According to Smith, there is a concerted effort to lose what he calls "human exceptionalism," the idea that humans are unique in all of creation. Human exceptionalism, he said, expresses "the idea that human beings have unique moral value and moral worth. We are the only moral species and the only species that has a concept of rights."
If we are made equal to nature, he said, "then universal human rights go out the window."
"The logical consequences of this law are impossible to comprehend. If nature is a person, then viruses and bacteria are persons as well, since they are part of nature. So what happens then?" Smith said.

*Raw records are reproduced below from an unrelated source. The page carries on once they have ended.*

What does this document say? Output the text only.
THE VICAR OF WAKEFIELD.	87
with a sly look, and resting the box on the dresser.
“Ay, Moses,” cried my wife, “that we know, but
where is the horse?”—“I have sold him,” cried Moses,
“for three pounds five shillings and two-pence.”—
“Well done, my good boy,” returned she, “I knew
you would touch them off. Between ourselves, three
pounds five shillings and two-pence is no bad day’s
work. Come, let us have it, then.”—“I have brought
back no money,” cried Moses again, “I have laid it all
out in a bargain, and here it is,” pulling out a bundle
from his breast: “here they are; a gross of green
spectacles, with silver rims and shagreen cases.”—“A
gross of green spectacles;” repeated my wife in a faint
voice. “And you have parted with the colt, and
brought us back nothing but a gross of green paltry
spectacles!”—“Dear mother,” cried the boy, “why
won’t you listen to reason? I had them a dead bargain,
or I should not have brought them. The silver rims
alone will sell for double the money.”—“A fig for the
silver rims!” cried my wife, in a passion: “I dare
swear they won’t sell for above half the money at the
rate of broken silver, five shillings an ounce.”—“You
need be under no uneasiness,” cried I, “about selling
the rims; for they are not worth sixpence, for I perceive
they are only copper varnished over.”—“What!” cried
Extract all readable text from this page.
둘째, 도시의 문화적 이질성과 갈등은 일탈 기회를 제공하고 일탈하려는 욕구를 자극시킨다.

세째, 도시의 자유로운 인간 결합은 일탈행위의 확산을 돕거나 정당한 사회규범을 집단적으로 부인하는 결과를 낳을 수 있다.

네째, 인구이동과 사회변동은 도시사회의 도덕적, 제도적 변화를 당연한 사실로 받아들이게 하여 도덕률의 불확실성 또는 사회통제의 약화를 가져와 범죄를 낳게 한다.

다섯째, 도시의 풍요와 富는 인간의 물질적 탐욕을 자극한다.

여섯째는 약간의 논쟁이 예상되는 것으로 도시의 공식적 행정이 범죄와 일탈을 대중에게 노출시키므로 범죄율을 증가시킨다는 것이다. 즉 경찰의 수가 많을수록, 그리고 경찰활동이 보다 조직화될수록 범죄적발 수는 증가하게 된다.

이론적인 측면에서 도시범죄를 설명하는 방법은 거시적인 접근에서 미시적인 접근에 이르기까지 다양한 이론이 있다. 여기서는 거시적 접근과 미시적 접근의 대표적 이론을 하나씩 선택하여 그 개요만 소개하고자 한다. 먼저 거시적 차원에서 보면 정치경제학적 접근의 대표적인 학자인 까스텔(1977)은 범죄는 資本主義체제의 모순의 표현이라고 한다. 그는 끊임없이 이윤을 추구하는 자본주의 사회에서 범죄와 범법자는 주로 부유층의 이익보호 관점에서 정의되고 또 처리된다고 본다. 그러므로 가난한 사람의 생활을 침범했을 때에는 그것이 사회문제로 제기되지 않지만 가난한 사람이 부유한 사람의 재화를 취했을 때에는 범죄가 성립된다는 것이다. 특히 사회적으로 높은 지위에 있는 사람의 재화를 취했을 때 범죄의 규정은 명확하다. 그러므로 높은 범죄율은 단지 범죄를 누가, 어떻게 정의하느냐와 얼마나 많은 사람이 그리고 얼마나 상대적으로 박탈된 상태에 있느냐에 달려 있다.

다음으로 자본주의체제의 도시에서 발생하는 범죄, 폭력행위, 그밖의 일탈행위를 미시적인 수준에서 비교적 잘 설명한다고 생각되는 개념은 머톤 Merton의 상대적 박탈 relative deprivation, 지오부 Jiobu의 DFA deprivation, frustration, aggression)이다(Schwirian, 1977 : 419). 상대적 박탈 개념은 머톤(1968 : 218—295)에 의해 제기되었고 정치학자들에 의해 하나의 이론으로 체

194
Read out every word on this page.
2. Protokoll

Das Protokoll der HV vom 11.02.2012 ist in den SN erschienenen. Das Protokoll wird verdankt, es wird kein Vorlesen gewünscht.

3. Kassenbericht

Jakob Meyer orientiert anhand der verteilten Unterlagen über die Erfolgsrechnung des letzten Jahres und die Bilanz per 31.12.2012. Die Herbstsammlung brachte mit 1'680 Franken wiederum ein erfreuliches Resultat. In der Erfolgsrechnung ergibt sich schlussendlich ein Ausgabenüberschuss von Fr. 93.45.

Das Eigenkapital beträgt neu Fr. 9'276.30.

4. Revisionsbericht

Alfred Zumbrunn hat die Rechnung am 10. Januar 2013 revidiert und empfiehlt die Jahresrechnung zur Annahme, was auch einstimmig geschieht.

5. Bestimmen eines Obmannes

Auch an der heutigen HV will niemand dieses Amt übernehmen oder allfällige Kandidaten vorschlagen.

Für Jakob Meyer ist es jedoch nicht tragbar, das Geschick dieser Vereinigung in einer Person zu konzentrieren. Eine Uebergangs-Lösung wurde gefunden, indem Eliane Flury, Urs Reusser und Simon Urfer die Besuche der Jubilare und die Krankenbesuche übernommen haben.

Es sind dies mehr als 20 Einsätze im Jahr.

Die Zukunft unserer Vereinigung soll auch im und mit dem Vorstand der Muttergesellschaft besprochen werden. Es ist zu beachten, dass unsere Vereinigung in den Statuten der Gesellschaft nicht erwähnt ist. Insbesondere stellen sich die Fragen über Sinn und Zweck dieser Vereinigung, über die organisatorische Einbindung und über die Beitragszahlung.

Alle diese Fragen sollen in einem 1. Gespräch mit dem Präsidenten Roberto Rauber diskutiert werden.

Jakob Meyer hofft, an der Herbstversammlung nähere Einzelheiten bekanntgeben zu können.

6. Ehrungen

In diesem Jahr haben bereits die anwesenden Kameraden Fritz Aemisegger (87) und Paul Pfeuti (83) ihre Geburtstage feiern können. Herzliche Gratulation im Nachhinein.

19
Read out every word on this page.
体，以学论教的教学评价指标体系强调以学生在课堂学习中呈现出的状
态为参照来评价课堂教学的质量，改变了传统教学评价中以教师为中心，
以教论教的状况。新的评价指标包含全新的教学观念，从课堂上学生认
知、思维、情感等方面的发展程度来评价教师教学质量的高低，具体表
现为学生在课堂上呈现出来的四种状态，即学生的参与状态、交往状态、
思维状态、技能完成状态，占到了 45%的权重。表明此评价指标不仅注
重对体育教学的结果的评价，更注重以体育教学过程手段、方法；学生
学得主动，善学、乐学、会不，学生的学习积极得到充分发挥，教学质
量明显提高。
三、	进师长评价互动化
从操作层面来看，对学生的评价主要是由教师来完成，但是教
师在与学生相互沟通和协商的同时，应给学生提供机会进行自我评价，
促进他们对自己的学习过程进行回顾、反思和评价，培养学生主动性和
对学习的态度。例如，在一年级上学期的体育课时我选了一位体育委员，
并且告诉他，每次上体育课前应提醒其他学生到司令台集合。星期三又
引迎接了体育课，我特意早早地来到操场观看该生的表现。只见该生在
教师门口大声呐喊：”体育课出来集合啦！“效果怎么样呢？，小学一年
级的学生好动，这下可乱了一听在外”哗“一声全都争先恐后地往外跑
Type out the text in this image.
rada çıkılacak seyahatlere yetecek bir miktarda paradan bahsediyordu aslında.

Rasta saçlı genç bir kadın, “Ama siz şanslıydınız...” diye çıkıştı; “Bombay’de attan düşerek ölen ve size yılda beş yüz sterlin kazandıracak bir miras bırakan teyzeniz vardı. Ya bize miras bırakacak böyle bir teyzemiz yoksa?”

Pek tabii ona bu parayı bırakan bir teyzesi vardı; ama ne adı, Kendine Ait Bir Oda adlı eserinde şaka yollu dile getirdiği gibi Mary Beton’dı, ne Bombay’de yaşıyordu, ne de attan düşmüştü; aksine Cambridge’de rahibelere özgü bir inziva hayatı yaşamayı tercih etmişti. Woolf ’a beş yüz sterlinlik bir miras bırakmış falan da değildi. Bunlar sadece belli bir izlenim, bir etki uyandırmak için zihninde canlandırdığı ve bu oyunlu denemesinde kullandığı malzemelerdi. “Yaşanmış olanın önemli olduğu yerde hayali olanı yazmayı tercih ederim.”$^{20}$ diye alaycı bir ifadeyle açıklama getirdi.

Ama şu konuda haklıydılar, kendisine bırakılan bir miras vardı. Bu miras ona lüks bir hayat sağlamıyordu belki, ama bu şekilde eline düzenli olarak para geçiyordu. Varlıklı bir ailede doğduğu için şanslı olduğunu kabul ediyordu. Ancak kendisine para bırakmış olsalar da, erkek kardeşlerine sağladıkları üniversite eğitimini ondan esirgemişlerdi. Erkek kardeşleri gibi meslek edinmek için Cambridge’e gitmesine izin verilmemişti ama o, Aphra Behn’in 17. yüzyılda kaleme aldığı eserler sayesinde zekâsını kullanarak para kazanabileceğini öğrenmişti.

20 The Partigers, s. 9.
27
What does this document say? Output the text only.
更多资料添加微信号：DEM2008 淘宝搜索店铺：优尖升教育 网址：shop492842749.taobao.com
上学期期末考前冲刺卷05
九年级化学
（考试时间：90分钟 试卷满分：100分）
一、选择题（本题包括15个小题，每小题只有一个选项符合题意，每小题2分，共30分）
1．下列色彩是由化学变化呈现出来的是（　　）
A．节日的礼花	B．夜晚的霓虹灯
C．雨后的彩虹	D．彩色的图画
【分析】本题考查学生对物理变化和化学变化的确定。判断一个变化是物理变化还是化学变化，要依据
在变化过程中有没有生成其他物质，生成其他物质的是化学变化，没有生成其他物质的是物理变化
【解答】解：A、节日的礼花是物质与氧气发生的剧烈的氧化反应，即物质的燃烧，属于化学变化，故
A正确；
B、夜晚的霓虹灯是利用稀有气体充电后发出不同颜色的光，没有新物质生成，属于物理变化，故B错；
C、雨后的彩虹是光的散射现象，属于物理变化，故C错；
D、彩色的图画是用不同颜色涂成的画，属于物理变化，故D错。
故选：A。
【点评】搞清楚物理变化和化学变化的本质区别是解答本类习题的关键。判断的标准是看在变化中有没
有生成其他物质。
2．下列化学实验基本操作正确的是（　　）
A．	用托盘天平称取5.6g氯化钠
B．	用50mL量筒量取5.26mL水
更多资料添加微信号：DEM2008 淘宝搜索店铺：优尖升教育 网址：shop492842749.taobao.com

Adam and Eve were vegetarians?
A new document by the Pontifical Biblical Commission, "The Bible and Morality," points out something surprising from the Book of Genesis: God told Adam and Eve to be strict vegetarians. It was only after the Great Flood that God told Noah, and all humanity, that people could eat meat and fish.
Here are the texts: In Genesis 1:29, God tells Adam and Eve, "I give you every seed-bearing plant all over the earth and every tree that has seed-bearing fruit on it to be your food." That's it. And then he says that all the earth's animals are supposed to eat only plants, too.
Then in Genesis 9:3, God tells Noah and his sons, "Every creature that is alive shall be yours to eat; I give them all to you as I did the green plants." And he says that "dread fear" of humans will come upon -- apparently for the first time -- all the earth's animals.
The commission's scholars cite the expansion of God's covenant as part of their argument that respect for life in biblical morality "may well go beyond the interests of humanity alone to the point of warranting a new reflection on the preservation of animal and plant species."